If you can find some seeded media (filter material from a healthy established tank) it will go a long way into speeding up your cycle by introducing the needed bacteria. Ask friends who have aquariums for some media from their filters, or ask at various fish stores. AngelsPlus also sells active sponge filters from their Angel Fish tanks (be sure it says “active” next to it or else you’re just buying a plain filter).
Test the tank daily for ammonia, nitrite, nitrate and PH. At the beginning (the first 2-4 weeks) you may only get an ammonia reading and that’s OK, it’s good to always test everything anyway. You may also want to test your tap water for ammonia, nitrite, nitrate and PH as well. If your tap water has some ammonia or nitrate in it for example, you’ll have a good idea of what you’re putting into your tank and where your starting from. When you start to see the ammonia rise over .25, do a water change. You want to keep the ammonia level under .25 at all times. Remember basic math: if your ammonia level reads 1 and you only do a 25% water change, the ammonia will only be reduced to .75. It is OK to do one larger water change or even multiple water changes in one day for the protection of the fish. Just remember to add dechlorinator each time and to try to match the temperature of the new water roughly with the tank water (feeling both with your hand is usually accurate enough). Changing water will NOT slow down your cycle (despite the rumors to the opposite); clean water will help your fish live through the cycle.

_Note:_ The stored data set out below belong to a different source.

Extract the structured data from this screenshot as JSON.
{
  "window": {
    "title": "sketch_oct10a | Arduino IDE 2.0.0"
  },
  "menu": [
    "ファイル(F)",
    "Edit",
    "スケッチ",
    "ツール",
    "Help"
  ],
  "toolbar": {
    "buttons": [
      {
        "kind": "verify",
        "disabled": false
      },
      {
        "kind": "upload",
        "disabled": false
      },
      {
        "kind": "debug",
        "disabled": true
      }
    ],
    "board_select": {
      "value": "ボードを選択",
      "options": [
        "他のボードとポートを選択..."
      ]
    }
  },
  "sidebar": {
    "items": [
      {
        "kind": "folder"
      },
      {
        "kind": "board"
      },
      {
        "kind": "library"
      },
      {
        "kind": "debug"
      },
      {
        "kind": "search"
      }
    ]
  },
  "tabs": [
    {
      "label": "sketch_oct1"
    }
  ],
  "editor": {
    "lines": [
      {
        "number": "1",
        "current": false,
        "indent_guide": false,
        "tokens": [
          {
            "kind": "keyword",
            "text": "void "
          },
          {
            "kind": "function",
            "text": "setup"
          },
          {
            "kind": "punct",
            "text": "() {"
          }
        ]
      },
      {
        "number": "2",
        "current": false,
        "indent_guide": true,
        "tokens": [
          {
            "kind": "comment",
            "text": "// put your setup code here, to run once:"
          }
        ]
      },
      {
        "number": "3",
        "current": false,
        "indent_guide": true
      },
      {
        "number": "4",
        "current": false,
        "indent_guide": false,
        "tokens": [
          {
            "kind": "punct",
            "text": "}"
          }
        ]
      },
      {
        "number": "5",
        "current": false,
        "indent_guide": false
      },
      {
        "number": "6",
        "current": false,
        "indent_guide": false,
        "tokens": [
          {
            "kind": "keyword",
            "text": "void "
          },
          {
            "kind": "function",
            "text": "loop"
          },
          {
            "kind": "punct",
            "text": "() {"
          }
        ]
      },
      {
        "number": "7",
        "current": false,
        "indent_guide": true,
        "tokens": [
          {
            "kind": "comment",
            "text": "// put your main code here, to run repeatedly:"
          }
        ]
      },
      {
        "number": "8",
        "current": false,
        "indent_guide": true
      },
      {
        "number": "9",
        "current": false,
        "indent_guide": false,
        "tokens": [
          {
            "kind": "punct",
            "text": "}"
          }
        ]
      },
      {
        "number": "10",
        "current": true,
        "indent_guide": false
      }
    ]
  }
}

A note on the API Ammonia kit: it can be hard to read the ammonia test colors on the API Kit. Often, the 0 reading may look slightly greenish depending upon the lighting conditions in the room. When in doubt, move to a better light source. You can also test some distilled or spring water and compare the tube to your tank’s test; if they match, the tank’s ammonia is 0.
After a few weeks or so you’ll notice that the ammonia isn’t rising as quickly and may even read 0 each time you test. This is good! But the next phase, the nitrite phase, will follow. Nitrites are as toxic to fish as ammonia and will rise very quickly. Keep testing the water at least once daily and when nitrites rise over .25, do water change(s) to get them lower. This phase is the longest and can last at least 3 weeks so just be patient, you’re halfway there! As nitrite rises you should also check for nitrate. For the API kit, the nitrate test is finicky and can cause inaccurate readings if not done correctly. Shake and BANG both nitrate bottles on a hard surface for 30 seconds and then once both drops are in the tube, shake the tube vigorously for a full 60 seconds and then wait 5 minutes for the result. Nitrate isn’t as toxic to fish as ammonia or nitrate but it’s recommended to still keep them low; if they start to rise higher than 20, do a water change to get them down lower.
After another few weeks or so you’ll test one day and nitrite will be 0. Congratulations, your tank is now cycled! Be careful when adding new fish though; the bacteria in your tank is only enough to support your current fish load. When you add more fish the bacteria need to multiply so add new fish slowly and test parameters daily and do extra water changes as needed.